2 Can prenatal sex selection ever be justified? In accordance with the Council of Europe Convention on Human Rights and Biomedicine (“Oviedo Convention”, CETS No. 164), to which a majority of member states are party, “the use of techniques of medically assisted procreation shall not be allowed for the purpose of choosing a future child’s sex except where serious hereditary sex-related disease is to be avoided” (Article 14). The logical extension of this provision, in my view, is that all techniques of prenatal sex selection (be they techniques of medically assisted procreation, abortion, or other techniques – including those still to be developed) must not be allowed except where serious hereditary sex-related disease is to be avoided.
3 With this – narrow – exception, there is thus no justification for prenatal sex selection, be it as natural as a desire for “family balancing” or as odious as son preference rooted in gender inequality. The question is thus how best to combat prenatal sex selection, which is taking place on an ever-increasing scale in certain parts of the world, and is finding its way into some Council of Europe member and observer states.
4 While, in theory, prenatal sex selection can also be used to prevent boys from being born (as is sometimes the case with serious hereditary diseases transmitted on the Y-chromosome), in reality, the overwhelming use of prenatal sex selection is to prevent girls from being born. As in the case of domestic violence (where, again, men can also be victims, but the overwhelming majority of victims are women), it is thus necessary to focus on the primary reason for prenatal sex selection, which is gender inequality – as Ms Stump has clearly pointed out in her report.

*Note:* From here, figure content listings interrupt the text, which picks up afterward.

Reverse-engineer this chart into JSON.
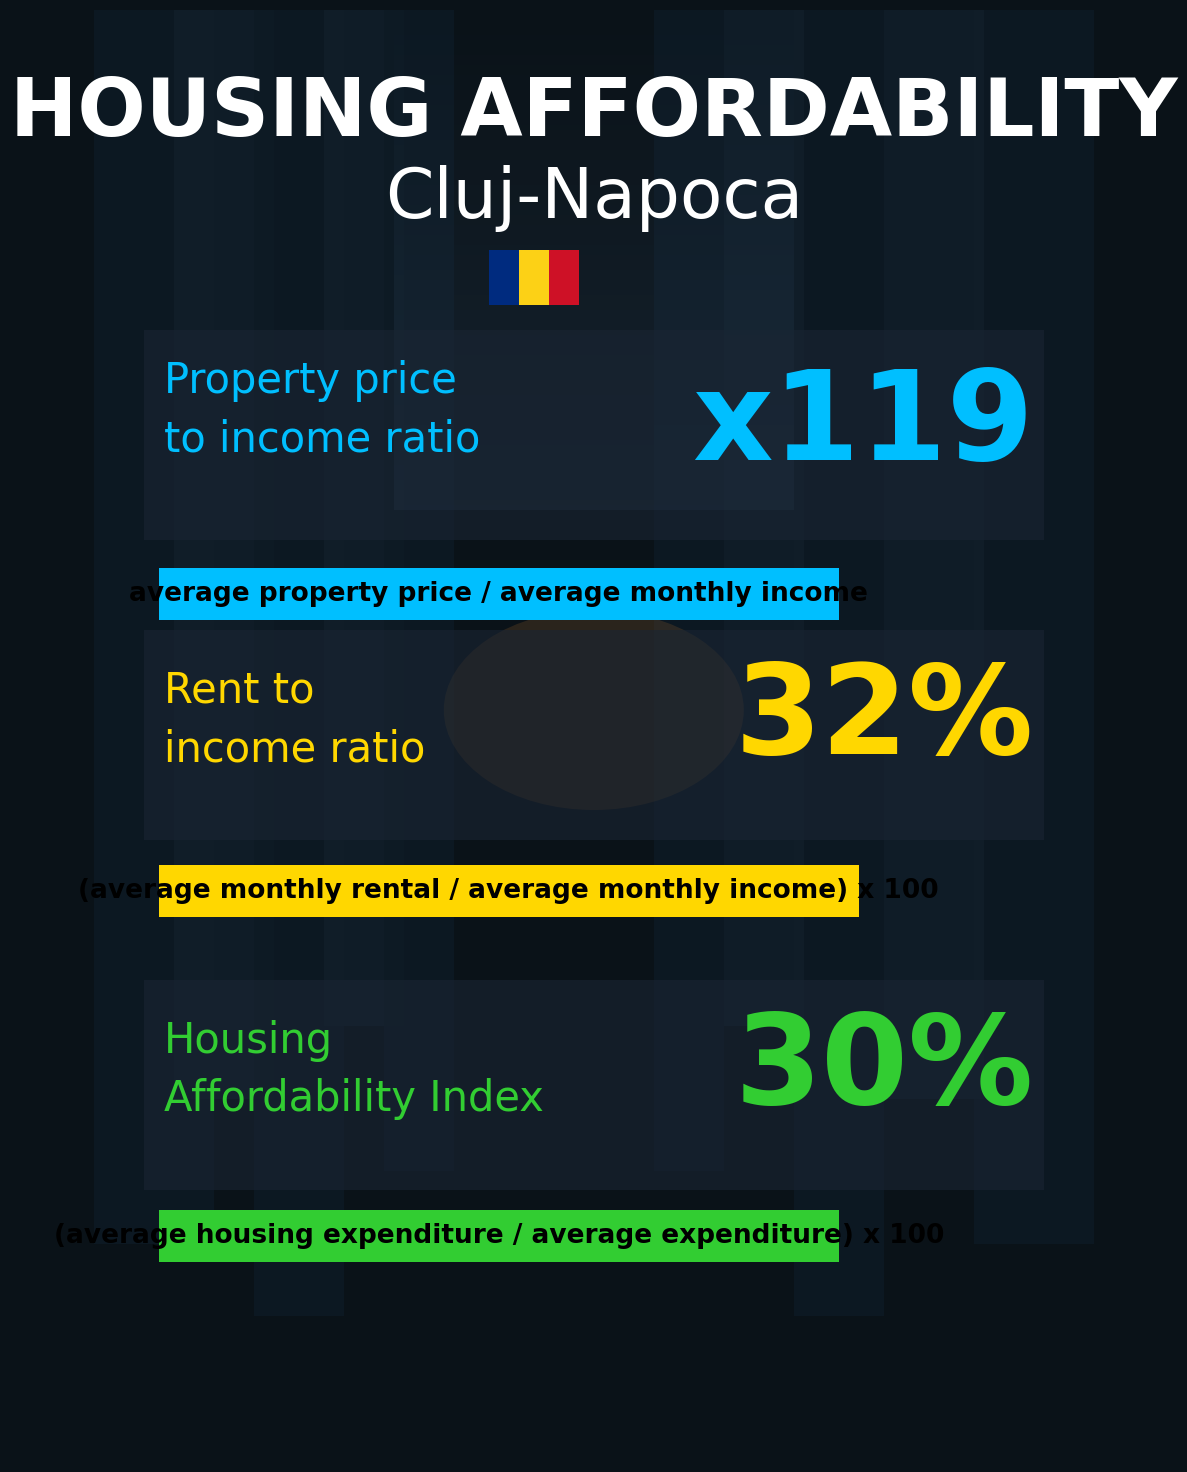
{
  "title_line1": "HOUSING AFFORDABILITY",
  "title_line2": "Cluj-Napoca",
  "title_color": "#ffffff",
  "title_fontsize": 58,
  "subtitle_fontsize": 50,
  "bg_color": "#0a1218",
  "section1_label": "Property price\nto income ratio",
  "section1_value": "x119",
  "section1_label_color": "#00bfff",
  "section1_value_color": "#00bfff",
  "section1_formula": "average property price / average monthly income",
  "section1_formula_bg": "#00bfff",
  "section2_label": "Rent to\nincome ratio",
  "section2_value": "32%",
  "section2_label_color": "#ffd700",
  "section2_value_color": "#ffd700",
  "section2_formula": "(average monthly rental / average monthly income) x 100",
  "section2_formula_bg": "#ffd700",
  "section3_label": "Housing\nAffordability Index",
  "section3_value": "30%",
  "section3_label_color": "#32cd32",
  "section3_value_color": "#32cd32",
  "section3_formula": "(average housing expenditure / average expenditure) x 100",
  "section3_formula_bg": "#32cd32",
  "label_fontsize": 30,
  "value_fontsize": 90,
  "formula_fontsize": 19,
  "romania_flag_colors": [
    "#002b7f",
    "#fcd116",
    "#ce1126"
  ],
  "panel_color": "#1a2533",
  "panel_alpha": 0.6
}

5 All Council of Europe member and observer states who have not yet done so should be encouraged to sign and ratify the Convention on Human Rights and Biomedicine, and those that have done so should be encouraged to ensure that its provisions on prenatal sex selection are fully implemented. Piecemeal measures – such as withholding information about the sex of the foetus during scans in public hospitals and medical structures – are unlikely to succeed, as a private scan is all too easily arranged. It may, however, be useful to recommend that relevant public authorities issue guidelines to medical staff so that when information is provided on the sex of the foetus – in line with existing legal regulations – such information is presented positively, irrespective of the sex of the foetus.
6 In any case, the main focus of the recommendations must be on combating gender inequality, and raising respect for women and girls in society. This is a cultural paradigm shift which the Council of Europe has been fighting for decades, with impressive results in Europe despite the global backlash against women’s rights. The Council of Europe and its Parliamentary Assembly must continue this fight as a priority, even in times of budgetary restrictions.
7 In more concrete terms, women must be empowered to withstand cultural and societal pressures to “produce a son”. The more educated women are, the more they have access to their rights (including full inheritance rights, the possibility of transmitting their name and nationality to their children, and keeping their name and nationality also after marriage), the more archaic cultural practices which violate women’s rights (such as the dowry system, forced and child marriage, etc.) are eliminated, the higher the chances are that women will be able to withstand the pressures and equally proudly bear girls or boys. And that is in the interest of all.